If you valuate all card combinations relatively equally (or make multiples of each objective with heavy payout and light payout versions of each one), you should find that planning the USE OF THE CARDS IN YOUR HAND will make the game more challenging than trying to hope for a high-value, difficult-to-obtain objective.

This is just a suggestion, but additionally, you will find that with such even distributions (the number of card types exactly matches the number of times they appear in each combination) the probability of 4 of a kind is so close to 1-2-3-4 that valuing the two objectives differently is relatively moot.

The reason the probabilities vary so greatly in rummy and poker with a standard deck of cards is that the number of cards in each suit varies in a 3-to-1 ratio to the number of suits.

No, I would stick with 3,4,5 or even 6-card combos (depending on hand size), but make the benefit for completing them relatively even (only slightly better for getting 4-of-a-kind than 3-of-a-kind). If you do not, your slippery-slope mechanic would unbalance the game too often.

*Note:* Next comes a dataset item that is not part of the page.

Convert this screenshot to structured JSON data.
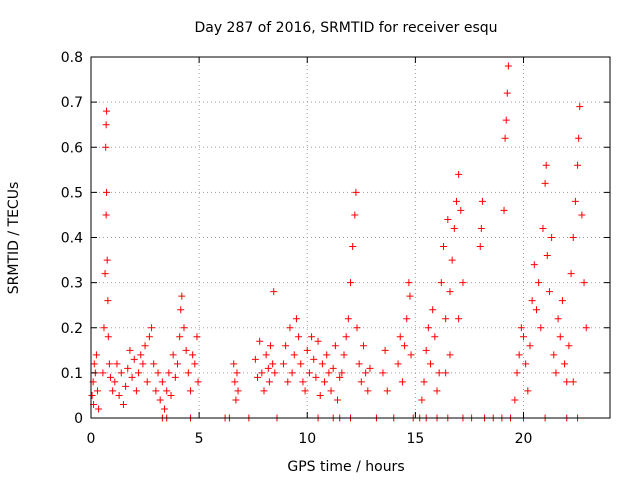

For example - let us say that the chance of getting 6-of-a-kind (or a 3-3-3-2-2-1 combo, or whatever combo you chose) is 1,520,386 times LESS LIKELY than getting a 3-of-a-kind. Would you make your player get over one million more of the benefit just because he got the luck of the draw? It seems ridiculous, but when dealing with probability - it happens.

Look at the back of a "Quick Draw" lottery ticket (or review the odds for KENO - it's the same game). You will notice that getting 10 numbers right pays out $500,000 in some cases, but getting 8 numbers right pays $50,000. That's a $450,000 difference for getting 2 more numbers right. The difference between getting 1 number right and getting 3 numbers right (still only a 2-number difference)? $2.

I would make a set of payouts that are relatively balanced FIRST, and assign them to the cards in a RELATIVE way (i.e. - 4-of-a-kind is harder to get than 1-2-3, so assign it a "better" payout), not an ABSOLUTE SCALED way (as stated above - so that someone on their first turn gets $1 for playing a 3-of-a-kind and the opponent, on their first turn, gets over $1,000,000 based on their lucky hand - the game would not necessitate a second turn at that point). This will keep the game balanced and make runaways less likely.

That said, and regarding the "quest":

If there is another overall objective inherent in the game (some arc-story-driven quest), you might want to add a choice when completing smaller objectives -

help yourself (collect some payout)

or hinder the opponent (make them discard cards or even a completed objective).

You could then allow the player to do BOTH if they complete a difficult combination, as rated by the previously discussed probability valuation.

This would allow complexity and strategy for gameplay without limiting turn options, and still allow for use of the probability valuation.

Yes, or even, if you think that's still unbalanced, try

3 cards = 1 pt
4 cards = 3 pts
5 cards = 6 pts

because, in addition to completing harder combinations, you're limiting further options (for each 3 five-card combos, you COULD complete 5 three-card combos).

The idea is to use the probability to create a scale, not to create a gauge. A scale is a relative rating which can be "scaled" up or down to fit a set of parameters. A gauge is an absolute reference, which tells you exactly where something is relative to something else.

Also, I like your idea of having the light/dark combos have different meanings or playability in the game. I look forward to seeing how it turns out!